Son dönem Türkiye siyasetinde yaşanan gelişmeler, özellikle de anayasa tartışmaları, sadece hukukçuların değil, her bilinçli yurttaşın doğrudan ilgilenmesi gereken hayati bir alandır. Bu bağlamda, CHP İstanbul eski Milletvekili, anayasa hukukçusu Prof. Dr. İbrahim Kaboğlu’nun kamuoyuyla paylaştığı belgeler ve öneriler, dikkatle incelenmeyi hak ediyor. Zira bu öneriler, sadece bir akademik görüş değil; CHP’nin siyasal yönelimlerini ve anayasa yaklaşımını doğrudan etkileyecek türden içeriklerdir.
Kaboğlu, sıradan bir parti mensubu değil; Türkiye’nin en önde gelen anayasa hukukçularından biri, uzun yıllar boyunca insan hakları ve anayasal düzen üzerine çalışmış bir isimdir. Üstelik yayımladığı kitapçığın önsözünü bizzat Kemal Kılıçdaroğlu yazmış; Kılıçdaroğlu daha sonra bu çalışmanın kendi bilgisi dahilinde olduğunu da kabul etmiştir. Dolayısıyla bu önerilerin içeriğiyle yüzleşmek, hem hukuki hem de siyasi sorumluluk açısından gereklidir.

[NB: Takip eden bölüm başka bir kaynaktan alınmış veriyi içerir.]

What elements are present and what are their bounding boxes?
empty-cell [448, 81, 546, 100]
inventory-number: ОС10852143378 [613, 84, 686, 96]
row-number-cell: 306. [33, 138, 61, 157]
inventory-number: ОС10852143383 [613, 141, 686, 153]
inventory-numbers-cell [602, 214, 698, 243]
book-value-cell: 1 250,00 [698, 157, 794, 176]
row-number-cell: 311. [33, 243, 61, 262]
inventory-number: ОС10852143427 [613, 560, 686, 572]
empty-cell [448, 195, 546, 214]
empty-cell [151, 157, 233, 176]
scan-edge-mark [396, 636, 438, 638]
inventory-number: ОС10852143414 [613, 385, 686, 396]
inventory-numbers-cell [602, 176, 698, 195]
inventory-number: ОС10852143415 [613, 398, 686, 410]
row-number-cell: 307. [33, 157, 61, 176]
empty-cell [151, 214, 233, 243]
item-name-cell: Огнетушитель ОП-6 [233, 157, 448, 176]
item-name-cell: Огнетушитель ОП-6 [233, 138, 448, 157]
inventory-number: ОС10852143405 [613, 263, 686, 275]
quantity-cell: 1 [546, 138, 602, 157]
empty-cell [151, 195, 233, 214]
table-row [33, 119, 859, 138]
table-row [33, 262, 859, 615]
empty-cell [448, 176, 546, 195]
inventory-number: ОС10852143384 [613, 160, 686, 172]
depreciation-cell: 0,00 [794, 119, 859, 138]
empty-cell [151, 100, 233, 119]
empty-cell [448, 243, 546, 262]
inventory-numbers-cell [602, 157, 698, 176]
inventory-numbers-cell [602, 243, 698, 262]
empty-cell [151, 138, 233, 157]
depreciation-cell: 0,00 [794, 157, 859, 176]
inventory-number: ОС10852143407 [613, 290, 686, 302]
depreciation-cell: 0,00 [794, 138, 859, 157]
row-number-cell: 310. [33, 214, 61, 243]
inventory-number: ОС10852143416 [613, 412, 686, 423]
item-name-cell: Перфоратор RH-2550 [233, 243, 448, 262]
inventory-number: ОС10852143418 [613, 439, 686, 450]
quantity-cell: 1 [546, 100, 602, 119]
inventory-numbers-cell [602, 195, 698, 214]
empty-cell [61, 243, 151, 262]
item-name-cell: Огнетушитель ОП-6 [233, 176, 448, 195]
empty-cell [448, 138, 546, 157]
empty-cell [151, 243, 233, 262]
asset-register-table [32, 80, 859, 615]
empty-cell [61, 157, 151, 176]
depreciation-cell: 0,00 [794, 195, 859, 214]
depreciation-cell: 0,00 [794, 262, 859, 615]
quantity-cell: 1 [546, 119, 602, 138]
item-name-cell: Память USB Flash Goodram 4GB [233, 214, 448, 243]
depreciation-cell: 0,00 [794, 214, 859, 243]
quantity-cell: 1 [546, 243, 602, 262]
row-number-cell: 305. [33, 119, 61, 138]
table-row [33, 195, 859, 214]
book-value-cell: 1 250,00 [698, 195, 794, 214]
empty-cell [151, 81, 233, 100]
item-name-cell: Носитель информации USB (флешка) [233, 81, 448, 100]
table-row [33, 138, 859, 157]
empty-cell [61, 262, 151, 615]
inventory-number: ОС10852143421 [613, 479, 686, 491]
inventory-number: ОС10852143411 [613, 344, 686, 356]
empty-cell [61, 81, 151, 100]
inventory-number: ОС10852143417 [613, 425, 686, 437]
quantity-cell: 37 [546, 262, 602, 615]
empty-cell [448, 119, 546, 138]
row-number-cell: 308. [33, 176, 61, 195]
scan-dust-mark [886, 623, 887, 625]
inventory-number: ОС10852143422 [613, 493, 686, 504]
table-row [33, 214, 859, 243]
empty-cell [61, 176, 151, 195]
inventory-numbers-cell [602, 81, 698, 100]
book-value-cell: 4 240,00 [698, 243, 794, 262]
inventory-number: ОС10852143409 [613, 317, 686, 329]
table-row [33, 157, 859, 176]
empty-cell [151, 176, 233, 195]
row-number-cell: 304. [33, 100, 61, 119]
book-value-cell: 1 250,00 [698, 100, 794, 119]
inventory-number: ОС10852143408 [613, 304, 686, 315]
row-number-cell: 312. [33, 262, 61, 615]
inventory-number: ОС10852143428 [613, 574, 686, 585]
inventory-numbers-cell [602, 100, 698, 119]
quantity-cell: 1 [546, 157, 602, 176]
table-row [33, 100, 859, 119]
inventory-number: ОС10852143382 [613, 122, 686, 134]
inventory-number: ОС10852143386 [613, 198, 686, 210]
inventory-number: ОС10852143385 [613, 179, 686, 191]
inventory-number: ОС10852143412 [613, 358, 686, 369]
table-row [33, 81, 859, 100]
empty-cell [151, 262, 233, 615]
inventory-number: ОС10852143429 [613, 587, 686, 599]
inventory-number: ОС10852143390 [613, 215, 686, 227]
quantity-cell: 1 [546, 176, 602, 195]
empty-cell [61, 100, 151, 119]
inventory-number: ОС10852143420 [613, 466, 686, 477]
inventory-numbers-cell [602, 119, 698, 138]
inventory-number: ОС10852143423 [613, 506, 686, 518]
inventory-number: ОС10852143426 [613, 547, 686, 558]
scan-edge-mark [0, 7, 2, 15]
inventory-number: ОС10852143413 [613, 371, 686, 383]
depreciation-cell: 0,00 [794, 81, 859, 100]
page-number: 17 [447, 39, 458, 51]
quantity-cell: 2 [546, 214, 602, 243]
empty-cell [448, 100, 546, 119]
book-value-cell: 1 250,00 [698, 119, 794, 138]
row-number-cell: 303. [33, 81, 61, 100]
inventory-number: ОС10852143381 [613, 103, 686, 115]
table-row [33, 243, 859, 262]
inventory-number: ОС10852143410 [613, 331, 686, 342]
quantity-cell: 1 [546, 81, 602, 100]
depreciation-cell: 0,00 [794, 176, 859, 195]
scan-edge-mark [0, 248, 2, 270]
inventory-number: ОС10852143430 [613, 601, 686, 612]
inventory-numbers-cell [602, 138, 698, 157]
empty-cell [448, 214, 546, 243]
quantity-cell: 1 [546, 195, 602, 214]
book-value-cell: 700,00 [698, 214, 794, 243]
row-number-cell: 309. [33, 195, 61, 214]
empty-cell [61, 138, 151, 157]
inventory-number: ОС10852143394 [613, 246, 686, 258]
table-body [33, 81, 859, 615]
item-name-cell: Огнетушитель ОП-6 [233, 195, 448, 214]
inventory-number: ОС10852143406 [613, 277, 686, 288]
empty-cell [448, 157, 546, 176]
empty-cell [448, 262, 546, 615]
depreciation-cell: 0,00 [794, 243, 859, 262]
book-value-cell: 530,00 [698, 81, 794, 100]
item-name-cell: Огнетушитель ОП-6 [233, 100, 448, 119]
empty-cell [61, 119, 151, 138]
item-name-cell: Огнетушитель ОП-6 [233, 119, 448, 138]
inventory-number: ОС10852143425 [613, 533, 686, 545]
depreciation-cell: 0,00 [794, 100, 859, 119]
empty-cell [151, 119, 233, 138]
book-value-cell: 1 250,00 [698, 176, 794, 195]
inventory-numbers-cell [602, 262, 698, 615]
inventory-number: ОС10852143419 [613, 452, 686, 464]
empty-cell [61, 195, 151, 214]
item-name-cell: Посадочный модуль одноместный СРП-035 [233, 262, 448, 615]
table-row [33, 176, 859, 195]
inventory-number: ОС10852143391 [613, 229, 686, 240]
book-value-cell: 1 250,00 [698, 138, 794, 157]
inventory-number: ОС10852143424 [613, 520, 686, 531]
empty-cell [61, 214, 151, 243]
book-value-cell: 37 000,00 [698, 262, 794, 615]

Ne var ki, bu öneriler arasında yer alan bazı ifadeler, kamu vicdanını yaralayacak niteliktedir. Örneğin, “Türk Milleti” ifadesinin çıkarılması, “Atatürk milliyetçiliği”nin anayasadan silinmesi gibi hamleler, ne toplumsal uzlaşıya hizmet eder ne de halkın tarihsel değerleriyle örtüşür. Bugünkü Cumhurbaşkanlığı Hükümet Sistemi’nin kurumsallaşmasına zemin hazırlayan 2017 Referandumu’na katılım ve sonrasındaki muhalefet tarzı da ayrı bir tartışma konusudur. O dönemde mühürsüz oylar skandalı karşısında güçlü bir direniş sergilemek yerine, sembolik bir yürüyüşle yetinildi. Bu pasif refleks, bugün geldiğimiz otoriter rejimin inşasına istemeden de olsa katkı sunmuştur.
Şimdi sorulması gereken şudur: Bütün bunlar karşısında sessiz mi kalacağız?
Bir siyasal partinin üyeleri, özellikle de kendini “aydın” olarak tanımlayan kesimleri, parti içi yanlışları görmezden gelerek değil, yüzleşerek düzeltebilir. Atatürk’ün kurduğu partide, Atatürk’ün adını anayasal metinlerden silmek isteyenlere hoşgörü göstermek, tarihi bir yanılgı olur. Aydın olmak, hakikatin peşinden gitmeyi; yanlış kimden gelirse gelsin, ona karşı durmayı gerektirir. “Partimize zarar gelir” korkusuyla susmak, sadece partiyi değil, memleketi de felakete sürükler.
Üstelik bu çelişkiler, yalnızca içeride değil, dışarıda da görünür durumdadır. Siyasi rakiplerimiz, bizim konuşmaktan çekindiğimiz bu gerçekleri dile getiriyor, kullanıyor. Kendi partimizdeki bu eğilimleri görmezden gelerek korunamayız; tam tersine, bu tutum bizi ilkelerden uzaklaştırır.
Bugün CHP’nin gerçek aydınları, tarihi bir sorumlulukla karşı karşıyadır. Bu sorumluluk, partiyi kişisel kariyer planlarının, dış merkezli projelerin aracı olmaktan kurtarıp, yeniden halkın iradesine ve cumhuriyetin temel değerlerine bağlamaktır. Bunun yolu ise açıktır:
“Türk”, “Atatürk” ve “Türk Milleti” gibi kavramlarla sorunu olanları CHP’den uzaklaştırmak; bu değerleri savunanların ise cesaretle sesini yükseltmesidir.
Aksi halde biz susarız ama tarih susmaz. Gözümüzü kapamak, kulaklarımızı tıkamak, dilimizi susturmak çözüm değildir. İhanet varsa, onun gereği yapılmalıdır. CHP’yi bırakıp “AKP’ye bakın” demek, cambaza bak demekten öteye gitmez. Mesele; kendi evimizi temizlemek, halkın güvenini yeniden inşa etmek meselesidir.
Bu bir çağrıdır: CHP’de aydın olmanın yüklediği sorumluluğun gereğini yapalım. Korkmadan, yılmadan, ilkelerimiz doğrultusunda konuşalım ve davranalım. Suskunluk değil, hakikat konuştuğunda tarih yazılır.